La guerra contro l’invasione russa entra dunque in una nuova fase: gli Stati Uniti hanno annunciato che i jet F-16 promessi sono già partiti dalla Danimarca e dai Paesi Bassi, ed entro l’estate saranno operativi sui cieli di Kyjiv per respingere gli attacchi della Russia. Il segretario di Stato Antony Blinken ha poi sottolineato che l’invio dei jet è un segnale a Putin. Il quale, insieme al leader cinese, ha attaccato durissimamente lo schieramento occidentale.
Ora la domanda è se in questa fase cruciale sia tollerabile che uno dei due vicepresidenti del Consiglio sostenga una linea di politica estera opposta a quella della premier e dell’altro vice, che è anche ministro degli Esteri. A questo interrogativo, politicamente densissimo, Meloni e Tajani replicano sempre con la stessa blanda frase: ma alla fine in Parlamento la Lega vota sempre con noi. E certo, mica vogliono andare a casa.
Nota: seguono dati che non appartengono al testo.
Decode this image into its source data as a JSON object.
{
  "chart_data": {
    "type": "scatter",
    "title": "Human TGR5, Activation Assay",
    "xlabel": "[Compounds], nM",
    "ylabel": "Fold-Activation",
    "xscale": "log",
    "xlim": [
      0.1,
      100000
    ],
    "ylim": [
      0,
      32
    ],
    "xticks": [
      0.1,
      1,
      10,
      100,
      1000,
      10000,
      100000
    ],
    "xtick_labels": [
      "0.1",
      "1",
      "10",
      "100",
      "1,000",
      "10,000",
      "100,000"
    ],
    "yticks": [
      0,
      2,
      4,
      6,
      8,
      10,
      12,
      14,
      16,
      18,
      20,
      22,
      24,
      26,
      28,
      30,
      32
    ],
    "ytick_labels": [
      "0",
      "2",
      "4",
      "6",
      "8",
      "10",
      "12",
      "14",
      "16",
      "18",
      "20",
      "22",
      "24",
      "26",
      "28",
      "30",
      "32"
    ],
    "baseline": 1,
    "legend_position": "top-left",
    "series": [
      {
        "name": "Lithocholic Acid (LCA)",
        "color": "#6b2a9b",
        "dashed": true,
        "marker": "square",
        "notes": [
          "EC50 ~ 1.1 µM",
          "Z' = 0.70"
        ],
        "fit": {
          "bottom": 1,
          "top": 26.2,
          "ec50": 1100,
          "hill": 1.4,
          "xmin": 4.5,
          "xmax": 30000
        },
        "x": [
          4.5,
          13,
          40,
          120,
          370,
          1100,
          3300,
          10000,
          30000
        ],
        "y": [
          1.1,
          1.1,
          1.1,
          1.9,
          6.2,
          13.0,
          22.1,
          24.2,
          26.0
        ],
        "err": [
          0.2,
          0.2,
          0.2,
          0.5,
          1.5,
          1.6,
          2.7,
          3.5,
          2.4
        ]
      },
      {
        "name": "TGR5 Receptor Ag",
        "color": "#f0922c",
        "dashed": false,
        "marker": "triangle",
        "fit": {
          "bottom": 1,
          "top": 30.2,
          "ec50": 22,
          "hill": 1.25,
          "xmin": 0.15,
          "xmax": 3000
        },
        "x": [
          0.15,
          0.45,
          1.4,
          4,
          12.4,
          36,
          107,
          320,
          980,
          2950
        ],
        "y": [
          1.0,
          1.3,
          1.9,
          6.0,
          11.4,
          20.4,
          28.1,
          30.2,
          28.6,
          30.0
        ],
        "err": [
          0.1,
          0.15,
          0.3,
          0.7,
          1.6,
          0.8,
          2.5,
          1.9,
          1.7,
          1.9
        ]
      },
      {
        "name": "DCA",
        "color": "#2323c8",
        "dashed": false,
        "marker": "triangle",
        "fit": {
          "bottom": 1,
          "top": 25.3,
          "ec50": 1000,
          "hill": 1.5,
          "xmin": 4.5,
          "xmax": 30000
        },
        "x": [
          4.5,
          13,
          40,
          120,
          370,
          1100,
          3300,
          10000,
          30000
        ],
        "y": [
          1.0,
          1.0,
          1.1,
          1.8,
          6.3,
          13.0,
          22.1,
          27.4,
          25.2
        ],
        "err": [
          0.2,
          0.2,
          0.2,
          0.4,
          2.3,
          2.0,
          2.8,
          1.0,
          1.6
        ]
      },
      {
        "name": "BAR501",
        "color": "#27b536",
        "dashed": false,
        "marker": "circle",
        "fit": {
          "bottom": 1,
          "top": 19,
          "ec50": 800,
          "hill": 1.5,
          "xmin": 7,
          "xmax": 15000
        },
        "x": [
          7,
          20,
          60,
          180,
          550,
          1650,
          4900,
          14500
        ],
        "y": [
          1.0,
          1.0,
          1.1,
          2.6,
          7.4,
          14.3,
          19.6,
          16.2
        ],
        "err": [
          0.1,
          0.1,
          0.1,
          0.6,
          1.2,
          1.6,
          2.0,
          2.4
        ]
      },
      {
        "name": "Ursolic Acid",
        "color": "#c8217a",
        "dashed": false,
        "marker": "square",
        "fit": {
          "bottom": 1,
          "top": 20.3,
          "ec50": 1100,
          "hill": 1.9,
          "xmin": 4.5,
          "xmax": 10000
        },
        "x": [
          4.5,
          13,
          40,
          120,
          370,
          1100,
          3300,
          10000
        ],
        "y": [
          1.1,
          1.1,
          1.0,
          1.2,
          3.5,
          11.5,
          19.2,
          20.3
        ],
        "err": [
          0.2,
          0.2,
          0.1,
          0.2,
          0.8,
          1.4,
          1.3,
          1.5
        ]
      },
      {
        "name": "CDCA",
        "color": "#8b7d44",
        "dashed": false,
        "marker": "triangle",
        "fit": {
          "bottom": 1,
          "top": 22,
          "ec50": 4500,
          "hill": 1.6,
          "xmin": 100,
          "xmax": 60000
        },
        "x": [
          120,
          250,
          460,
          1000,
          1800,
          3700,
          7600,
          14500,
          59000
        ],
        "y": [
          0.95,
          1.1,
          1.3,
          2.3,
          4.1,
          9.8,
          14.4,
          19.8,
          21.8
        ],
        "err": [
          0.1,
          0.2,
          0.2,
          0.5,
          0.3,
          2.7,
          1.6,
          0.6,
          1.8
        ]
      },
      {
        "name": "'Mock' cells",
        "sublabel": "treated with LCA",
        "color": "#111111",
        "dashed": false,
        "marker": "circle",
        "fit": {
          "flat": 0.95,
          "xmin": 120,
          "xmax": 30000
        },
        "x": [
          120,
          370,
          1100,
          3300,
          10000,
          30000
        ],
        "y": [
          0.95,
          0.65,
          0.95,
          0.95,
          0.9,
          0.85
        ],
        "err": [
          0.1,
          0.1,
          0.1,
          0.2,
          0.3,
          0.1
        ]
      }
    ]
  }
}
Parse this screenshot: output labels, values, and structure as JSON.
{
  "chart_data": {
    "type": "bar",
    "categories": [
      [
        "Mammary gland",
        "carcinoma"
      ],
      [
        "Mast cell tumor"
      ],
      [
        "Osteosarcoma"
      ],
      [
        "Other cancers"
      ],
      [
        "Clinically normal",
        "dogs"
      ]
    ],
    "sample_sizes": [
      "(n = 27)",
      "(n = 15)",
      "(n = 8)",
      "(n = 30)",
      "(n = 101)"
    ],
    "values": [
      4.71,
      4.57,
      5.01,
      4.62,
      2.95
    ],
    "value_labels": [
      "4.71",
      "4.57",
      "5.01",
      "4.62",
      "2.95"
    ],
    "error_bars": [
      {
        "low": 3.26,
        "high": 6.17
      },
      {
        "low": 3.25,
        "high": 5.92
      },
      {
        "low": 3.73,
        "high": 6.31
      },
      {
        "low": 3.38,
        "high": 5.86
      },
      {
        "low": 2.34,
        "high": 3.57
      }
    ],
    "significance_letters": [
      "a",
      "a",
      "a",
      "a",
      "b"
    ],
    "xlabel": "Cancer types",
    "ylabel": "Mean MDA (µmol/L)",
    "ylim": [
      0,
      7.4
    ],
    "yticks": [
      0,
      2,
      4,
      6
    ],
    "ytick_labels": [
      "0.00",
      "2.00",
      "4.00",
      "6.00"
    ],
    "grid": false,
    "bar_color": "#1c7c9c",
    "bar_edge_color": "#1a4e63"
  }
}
Fanno i furbi: atlantisti in Parlamento, putiniani fuori. Ma è come se Orbán fosse il vice di Ursula von der Leyen.
È chiaro che, per quanto nelle Cancellerie si consideri Salvini un mattocchio, la credibilità internazionale del nostro Paese ne esce indebolita. A Meloni sembra non interessare più di tanto. A Sergio Mattarella però dovrebbe preoccupare. Fino al punto di chiedere alla presidente del Consiglio se ritenga di poter andare avanti con questa maggioranza bifronte sul capitolo più importante, quello della politica internazionale, o se in ogni caso intenda fare qualcosa.
Purtroppo le opposizioni hanno le unghie spuntate, essendo a loro volta divise in modo simmetrico alla destra, lì è antiatlantista Salvini, qui Nicola Fratoianni e Giuseppe Conte. Ma per Meloni non può più essere una scusa. Il problema che ormai si pone è quello della permanenza della Lega nel governo. Ne va della serietà della Nazione, come direbbe la premier, dell’affidabilità del nostro Paese sulla scena mondiale.